Nie takiego zakończenia jesiennej części sezonu spodziewali się kibice Widzewa i PGE GKS. W ostatniej tegorocznej kolejce lider 2. Ligi bezbramkowo zremisował ze Stalą Stalowa Wola, a bełchatowianie w Częstochowie ulegli Skrze 0:1.
Do meczu ze Stalą podopieczni Radosława Mroczkowskiego przystępowali po serii czterech spotkań bez zwycięstwa. W tych meczach zdobyli tylko dwa punkty, więc nic dziwnego, że przed własną publicznością chcieli przełamać niemoc i zakończyć jesień wygraną. Chęć wygranej wzmagał fakt, że w pierwszej rundzie przegrali ze Stalą aż 0:3. Gospodarzom rewanż się jednak nie udał i po słabym występie musieli zadowolić się bezbramkowym remisem.
- Mamy szczęście, że zremisowaliśmy. Ten mecz pokazał, że gdy przychodzi zmęczenie, to trzeba je nadrobić umiejętnościami. A tych jest za mało. Mamy punkty i miejsce w tabeli, ale niewiele ponad to. Musimy szukać jakości, bo chcę, żeby moja drużyna stwarzała okazje i strzelała bramki - powiedział po meczu trener Mroczkowski.
W jeszcze gorszym nastroju kończył jesień trener PGE GKS Artur Derbin. Jego podopieczni w ostatnim tegorocznym meczu na sztucznej trawie przegrali w Częstochowie ze Skrą, tracąc gola w 78. minucie. - Ta porazka boli podwójnie, bo będziemy musieli z nią żyć przez trzy miesiące.
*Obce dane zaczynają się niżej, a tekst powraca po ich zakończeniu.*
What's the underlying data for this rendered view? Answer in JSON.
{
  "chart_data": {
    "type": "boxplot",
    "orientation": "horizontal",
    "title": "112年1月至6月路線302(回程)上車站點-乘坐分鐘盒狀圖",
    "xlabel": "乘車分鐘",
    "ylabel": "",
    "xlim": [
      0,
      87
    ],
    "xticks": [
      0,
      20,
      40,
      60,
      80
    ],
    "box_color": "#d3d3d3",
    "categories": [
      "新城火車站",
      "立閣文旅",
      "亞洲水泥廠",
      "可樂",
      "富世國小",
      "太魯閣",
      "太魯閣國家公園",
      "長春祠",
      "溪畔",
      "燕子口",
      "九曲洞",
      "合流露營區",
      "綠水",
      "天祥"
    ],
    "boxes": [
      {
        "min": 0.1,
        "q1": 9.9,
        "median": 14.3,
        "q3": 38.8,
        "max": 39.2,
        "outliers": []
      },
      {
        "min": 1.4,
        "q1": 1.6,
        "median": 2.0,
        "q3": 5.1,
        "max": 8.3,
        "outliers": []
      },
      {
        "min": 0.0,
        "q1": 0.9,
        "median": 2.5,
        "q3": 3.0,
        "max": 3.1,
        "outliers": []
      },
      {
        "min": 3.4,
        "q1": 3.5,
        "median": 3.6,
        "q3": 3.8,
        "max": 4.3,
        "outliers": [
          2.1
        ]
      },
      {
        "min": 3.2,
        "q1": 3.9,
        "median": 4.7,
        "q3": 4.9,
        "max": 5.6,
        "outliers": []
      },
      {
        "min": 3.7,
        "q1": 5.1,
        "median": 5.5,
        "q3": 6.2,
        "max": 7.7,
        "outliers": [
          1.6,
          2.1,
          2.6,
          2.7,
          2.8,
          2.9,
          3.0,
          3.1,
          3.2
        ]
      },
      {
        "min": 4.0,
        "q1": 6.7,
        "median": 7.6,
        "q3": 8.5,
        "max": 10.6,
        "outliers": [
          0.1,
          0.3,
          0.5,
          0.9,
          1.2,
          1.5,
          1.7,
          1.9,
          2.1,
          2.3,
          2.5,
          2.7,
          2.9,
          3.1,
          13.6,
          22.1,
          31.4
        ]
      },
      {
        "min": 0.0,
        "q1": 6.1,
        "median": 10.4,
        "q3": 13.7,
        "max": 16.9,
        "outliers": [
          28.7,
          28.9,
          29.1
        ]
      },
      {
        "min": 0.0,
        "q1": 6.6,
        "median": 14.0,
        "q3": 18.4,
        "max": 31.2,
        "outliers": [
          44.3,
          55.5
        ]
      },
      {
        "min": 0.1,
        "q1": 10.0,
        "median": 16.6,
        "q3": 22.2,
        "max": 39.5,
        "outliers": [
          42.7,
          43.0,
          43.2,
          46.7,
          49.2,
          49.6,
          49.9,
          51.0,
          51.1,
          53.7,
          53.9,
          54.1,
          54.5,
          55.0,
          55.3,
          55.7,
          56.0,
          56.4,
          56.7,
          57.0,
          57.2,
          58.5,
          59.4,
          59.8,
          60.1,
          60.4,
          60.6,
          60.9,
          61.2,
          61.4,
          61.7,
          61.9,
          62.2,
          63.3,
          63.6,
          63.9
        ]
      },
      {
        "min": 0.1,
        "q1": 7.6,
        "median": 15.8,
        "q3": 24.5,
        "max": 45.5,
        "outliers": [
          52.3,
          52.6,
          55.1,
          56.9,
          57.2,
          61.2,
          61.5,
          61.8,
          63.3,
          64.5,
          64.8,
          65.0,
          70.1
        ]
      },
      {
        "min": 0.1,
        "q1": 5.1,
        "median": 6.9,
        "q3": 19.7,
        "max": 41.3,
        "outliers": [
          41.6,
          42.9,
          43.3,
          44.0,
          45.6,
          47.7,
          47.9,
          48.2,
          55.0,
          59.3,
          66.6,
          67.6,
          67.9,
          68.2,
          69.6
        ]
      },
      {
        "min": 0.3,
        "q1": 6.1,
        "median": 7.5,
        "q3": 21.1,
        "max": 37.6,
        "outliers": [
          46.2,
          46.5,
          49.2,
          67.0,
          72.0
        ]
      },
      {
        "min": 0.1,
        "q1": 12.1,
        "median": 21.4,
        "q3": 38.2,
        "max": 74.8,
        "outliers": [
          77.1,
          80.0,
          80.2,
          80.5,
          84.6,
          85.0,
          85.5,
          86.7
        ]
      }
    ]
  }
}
Nie zaadaptowaliśmy się w optymalny sposób do gry na sztucznej nawierzchni i nie byliśmy sobą. Brakowało płynności w atakach, gdyż w pierwszym kontakcie mieliśmy problem z przyjęciem i podaniem. Paradoksem jest to, że gdy w drugiej połowie nasza gra zaczynała się poprawiać, to straciliśmy gola i przegraliśmy mecz - powiedział Derbin.
Po 21. kolejkach Widzew ma na koncie 39 pkt. (jedno spotkanie zaległe) i o jeden wyprzedza drugiego w tabeli Radomiaka, który jednak dopiero w niedzielę rozegra ostatnie spotkanie. Trzecia jest Elana Toruń (36), czwarty PGE GKS (34), a piąty Górnik Łęczna (34).